Japan gropes toward power handover, coalition seen

Tokyo, September 02: Japan groped its way on Wednesday toward a rare handover of power as the untested Democratic Party sought to firm up a coalition with tiny partners after its stunning weekend election victory.

Yukio Hatoyama, whose decade-old Democrat Party of Japan (DPJ) beat the long-ruling Liberal Democratic Party (LDP) by a landslide in Sunday’s general election, will be voted in as premier on Sept. 16 and should form his cabinet soon after.

DPJ Secretary-General Katsuya Okada met the top aide to outgoing Prime Minister Taro Aso and requested that government ministries help ensure a smooth transition. It is only the second time the LDP has lost power since its founding in 1955.

Aso later instructed the aide, Chief Cabinet Secretary Takeo Kawamura, to cooperate in the handover, Kyodo news agency said.

“Unlike the United States and United Kingdom, we do not have any rules for a handover, so this is the first step,” Kawamura told reporters before the meeting with Okada.

“For the sake of the country, I think we should cooperate fully with the new administration.”
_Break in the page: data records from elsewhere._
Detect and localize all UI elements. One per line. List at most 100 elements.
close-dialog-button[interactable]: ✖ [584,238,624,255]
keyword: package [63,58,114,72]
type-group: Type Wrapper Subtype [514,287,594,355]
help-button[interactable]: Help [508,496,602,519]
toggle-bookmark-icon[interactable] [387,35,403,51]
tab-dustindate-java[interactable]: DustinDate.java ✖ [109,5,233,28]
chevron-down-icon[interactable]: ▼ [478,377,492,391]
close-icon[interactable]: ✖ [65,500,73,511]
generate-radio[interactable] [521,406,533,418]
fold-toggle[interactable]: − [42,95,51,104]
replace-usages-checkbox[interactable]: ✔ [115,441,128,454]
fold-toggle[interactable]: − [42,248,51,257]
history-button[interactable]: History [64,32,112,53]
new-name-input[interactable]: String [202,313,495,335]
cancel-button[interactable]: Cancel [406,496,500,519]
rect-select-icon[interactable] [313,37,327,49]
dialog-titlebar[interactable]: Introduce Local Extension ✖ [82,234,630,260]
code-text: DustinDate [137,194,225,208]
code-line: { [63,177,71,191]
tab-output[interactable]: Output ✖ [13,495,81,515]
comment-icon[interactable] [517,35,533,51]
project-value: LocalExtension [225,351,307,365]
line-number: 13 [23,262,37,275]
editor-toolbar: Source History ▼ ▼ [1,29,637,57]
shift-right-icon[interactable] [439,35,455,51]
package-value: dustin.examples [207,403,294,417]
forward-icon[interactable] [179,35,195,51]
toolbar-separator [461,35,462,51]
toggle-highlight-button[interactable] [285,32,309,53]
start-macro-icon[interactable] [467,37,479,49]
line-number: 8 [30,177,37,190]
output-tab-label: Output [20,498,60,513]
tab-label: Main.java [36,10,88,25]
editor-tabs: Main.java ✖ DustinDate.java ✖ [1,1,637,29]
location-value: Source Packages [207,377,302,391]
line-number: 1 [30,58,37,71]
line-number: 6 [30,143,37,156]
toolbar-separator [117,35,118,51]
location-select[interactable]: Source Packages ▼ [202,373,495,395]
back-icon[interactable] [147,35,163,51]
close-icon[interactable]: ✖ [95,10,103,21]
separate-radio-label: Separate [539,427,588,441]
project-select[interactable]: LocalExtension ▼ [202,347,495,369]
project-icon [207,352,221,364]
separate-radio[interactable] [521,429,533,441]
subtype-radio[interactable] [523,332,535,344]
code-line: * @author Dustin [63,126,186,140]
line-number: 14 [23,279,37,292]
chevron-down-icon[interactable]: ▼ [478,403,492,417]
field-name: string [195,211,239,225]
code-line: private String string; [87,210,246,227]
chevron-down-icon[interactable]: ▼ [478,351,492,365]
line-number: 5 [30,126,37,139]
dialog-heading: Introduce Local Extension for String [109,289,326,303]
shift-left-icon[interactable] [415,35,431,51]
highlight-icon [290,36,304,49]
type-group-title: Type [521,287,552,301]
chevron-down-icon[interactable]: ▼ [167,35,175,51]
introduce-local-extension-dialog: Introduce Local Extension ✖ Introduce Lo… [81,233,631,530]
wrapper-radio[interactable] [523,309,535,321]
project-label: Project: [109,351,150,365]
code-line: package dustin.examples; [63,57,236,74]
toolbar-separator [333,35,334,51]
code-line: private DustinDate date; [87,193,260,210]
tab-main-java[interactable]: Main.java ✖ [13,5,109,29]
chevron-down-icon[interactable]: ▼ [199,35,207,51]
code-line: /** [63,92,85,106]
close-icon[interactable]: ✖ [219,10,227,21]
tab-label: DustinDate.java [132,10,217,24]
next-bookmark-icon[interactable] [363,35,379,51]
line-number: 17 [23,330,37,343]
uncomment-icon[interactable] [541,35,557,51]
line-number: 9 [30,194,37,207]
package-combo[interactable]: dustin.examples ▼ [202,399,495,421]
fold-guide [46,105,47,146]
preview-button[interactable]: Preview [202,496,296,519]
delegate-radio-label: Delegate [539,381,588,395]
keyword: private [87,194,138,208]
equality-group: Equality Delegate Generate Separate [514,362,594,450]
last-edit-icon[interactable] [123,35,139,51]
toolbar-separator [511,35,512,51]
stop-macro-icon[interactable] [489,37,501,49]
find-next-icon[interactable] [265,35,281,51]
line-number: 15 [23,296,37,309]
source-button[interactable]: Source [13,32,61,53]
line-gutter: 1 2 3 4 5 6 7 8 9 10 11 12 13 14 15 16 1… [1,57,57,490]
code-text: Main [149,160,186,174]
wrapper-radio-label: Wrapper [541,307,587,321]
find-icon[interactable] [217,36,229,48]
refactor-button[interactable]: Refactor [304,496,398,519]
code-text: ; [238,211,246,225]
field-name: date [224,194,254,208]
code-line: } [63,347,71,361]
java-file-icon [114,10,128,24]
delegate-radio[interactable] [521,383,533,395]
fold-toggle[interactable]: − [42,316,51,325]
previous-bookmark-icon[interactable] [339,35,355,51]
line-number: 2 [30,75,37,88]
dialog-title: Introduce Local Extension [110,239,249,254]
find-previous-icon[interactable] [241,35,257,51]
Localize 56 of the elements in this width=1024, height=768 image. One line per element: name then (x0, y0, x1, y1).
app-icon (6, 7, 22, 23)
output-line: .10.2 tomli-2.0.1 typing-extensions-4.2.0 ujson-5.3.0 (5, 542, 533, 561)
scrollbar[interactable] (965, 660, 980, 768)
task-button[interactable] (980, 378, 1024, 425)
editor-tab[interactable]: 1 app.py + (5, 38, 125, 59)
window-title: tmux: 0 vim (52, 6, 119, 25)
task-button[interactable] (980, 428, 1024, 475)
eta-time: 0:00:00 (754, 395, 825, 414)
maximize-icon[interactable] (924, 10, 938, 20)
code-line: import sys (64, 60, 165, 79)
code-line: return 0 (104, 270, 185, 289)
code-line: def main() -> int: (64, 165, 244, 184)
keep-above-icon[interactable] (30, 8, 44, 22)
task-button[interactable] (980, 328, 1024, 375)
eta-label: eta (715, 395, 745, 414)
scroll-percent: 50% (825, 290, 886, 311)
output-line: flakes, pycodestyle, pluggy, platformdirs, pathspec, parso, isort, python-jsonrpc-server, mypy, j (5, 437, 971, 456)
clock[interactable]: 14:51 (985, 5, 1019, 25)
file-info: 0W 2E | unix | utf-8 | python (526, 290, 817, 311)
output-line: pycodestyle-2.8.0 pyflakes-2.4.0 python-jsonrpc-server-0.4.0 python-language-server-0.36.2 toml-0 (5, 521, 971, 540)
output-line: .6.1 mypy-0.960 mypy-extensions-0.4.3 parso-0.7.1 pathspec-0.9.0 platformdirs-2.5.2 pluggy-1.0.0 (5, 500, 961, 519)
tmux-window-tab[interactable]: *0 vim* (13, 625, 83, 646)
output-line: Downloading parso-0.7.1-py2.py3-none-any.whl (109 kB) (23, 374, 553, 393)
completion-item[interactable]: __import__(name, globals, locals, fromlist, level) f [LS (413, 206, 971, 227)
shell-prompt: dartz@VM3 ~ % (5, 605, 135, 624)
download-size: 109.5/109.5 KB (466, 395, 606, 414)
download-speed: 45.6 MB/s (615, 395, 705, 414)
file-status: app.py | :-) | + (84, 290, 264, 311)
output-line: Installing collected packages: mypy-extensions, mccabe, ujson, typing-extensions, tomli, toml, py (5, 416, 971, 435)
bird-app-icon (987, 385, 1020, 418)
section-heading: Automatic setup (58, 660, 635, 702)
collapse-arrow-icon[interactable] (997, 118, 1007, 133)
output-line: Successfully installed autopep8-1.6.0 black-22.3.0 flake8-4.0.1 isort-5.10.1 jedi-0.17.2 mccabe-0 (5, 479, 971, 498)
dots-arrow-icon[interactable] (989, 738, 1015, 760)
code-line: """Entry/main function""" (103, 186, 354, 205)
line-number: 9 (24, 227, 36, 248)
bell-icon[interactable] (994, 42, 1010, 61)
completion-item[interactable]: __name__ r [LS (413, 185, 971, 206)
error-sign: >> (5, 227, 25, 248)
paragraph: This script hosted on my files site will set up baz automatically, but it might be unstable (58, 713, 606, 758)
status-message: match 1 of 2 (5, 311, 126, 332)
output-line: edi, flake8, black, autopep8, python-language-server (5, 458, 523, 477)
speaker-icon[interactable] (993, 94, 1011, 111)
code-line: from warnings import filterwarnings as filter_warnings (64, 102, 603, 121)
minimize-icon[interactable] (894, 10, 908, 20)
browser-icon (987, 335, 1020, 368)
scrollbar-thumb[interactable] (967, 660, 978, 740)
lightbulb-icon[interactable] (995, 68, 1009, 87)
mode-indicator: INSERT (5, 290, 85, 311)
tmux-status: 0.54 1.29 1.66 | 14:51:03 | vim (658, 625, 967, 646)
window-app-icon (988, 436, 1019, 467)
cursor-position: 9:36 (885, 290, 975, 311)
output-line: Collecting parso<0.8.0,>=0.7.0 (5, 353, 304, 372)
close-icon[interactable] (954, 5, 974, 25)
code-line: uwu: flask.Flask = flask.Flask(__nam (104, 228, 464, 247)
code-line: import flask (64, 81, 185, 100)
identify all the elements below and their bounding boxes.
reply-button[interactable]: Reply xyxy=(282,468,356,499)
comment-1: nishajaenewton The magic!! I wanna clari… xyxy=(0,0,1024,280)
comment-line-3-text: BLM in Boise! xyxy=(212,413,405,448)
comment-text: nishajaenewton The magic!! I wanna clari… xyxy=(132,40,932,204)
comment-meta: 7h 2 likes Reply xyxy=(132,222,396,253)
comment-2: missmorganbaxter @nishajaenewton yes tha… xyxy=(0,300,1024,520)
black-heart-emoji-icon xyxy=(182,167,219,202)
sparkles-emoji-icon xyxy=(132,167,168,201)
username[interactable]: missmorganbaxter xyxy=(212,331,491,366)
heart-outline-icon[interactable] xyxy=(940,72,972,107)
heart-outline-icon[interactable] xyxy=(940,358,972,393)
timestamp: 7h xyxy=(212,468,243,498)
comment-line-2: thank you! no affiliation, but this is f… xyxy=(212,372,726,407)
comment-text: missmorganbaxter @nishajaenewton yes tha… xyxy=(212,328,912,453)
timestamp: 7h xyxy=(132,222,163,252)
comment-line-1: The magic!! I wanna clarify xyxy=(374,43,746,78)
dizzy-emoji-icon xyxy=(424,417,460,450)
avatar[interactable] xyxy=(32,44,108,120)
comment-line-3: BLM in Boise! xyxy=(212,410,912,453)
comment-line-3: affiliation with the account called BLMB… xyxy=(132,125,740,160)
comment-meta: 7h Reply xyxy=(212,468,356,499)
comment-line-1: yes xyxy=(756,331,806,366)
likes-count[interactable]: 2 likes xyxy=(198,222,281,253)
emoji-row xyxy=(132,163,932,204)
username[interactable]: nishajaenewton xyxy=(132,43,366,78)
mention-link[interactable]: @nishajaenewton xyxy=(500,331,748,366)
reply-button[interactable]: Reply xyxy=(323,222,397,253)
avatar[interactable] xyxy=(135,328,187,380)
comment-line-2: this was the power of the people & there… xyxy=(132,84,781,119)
The DPJ made curbing the clout of bureaucrats who have long controlled policy-making a key election promise, but also needs their cooperation to implement programmes such as putting more money in the hands of households.

Hatoyama, the wealthy grandson of a former premier, has a lot on his plate as he prepares to form the first non-LDP government since 1993, when ruling party rebels bolted and triggered a chain reaction that replaced the LDP for a mere 10 months.

Reviving the economy is one key challenge, with unemployment at a record high and investors worried about deflation and whether the new government will raise spending and further increase Japan’s soaring public debt.

U.S.-JAPAN ALLIANCE

Managing relations with the United States, Tokyo’s closest security ally, is also high on the agenda as Hatoyama seeks to chart a new course more independent of Washington without damaging an alliance long at the core of Japan’s diplomacy.

The Democrats have said they want to reexamine an agreement governing U.S. military forces in Japan and a deal under which about 8,000 Marines would be redeployed from the southern island of Okinawa to Guam and a Marine Corps air base would be shifted to a less populated part of the island.

New U.S. ambassador to Japan John Roos said in an interview with National Public Radio the deals were not negotiable.

“Just to make it abundantly clear, both the United states and Japan, at the government-to-government level, have made it absolutely clear that these agreements have been signed, agreed to, and are going forward,” Roos said.

The DPJ has said it wants to move the air base off Okinawa, where many residents feel they shoulder an unfair share of the burden for the security alliance.

Hatoyama will head to the United States soon after forming his cabinet to make his diplomatic debut at a U.N. General Assembly meeting and a G20 summit in Pittsburgh. Japanese media said he would also hold talks with U.S. President Barack Obama.

The U.S.-educated Hatoyama raised eyebrows in Washington with a recent essay in which he attacked the “unrestrained market fundamentalism” of U.S.-led globalisation. He sought to play down those comments on Monday, saying he was not anti-American.

The Democrats also need to firm up a proposed coalition with two tiny partners on the left and the right, whose cooperation is needed to keep control of parliament’s less powerful upper house, which can delay legislation and stymie policy.

The DPJ and its allies won control of the upper house in 2007.

Social Democratic Party representatives were to meet later on Wednesday to discuss their stance toward the expected coalition.

The three parties agreed on some common policies ahead of the election, but have shied away from discussions of security matters, where large gaps loom.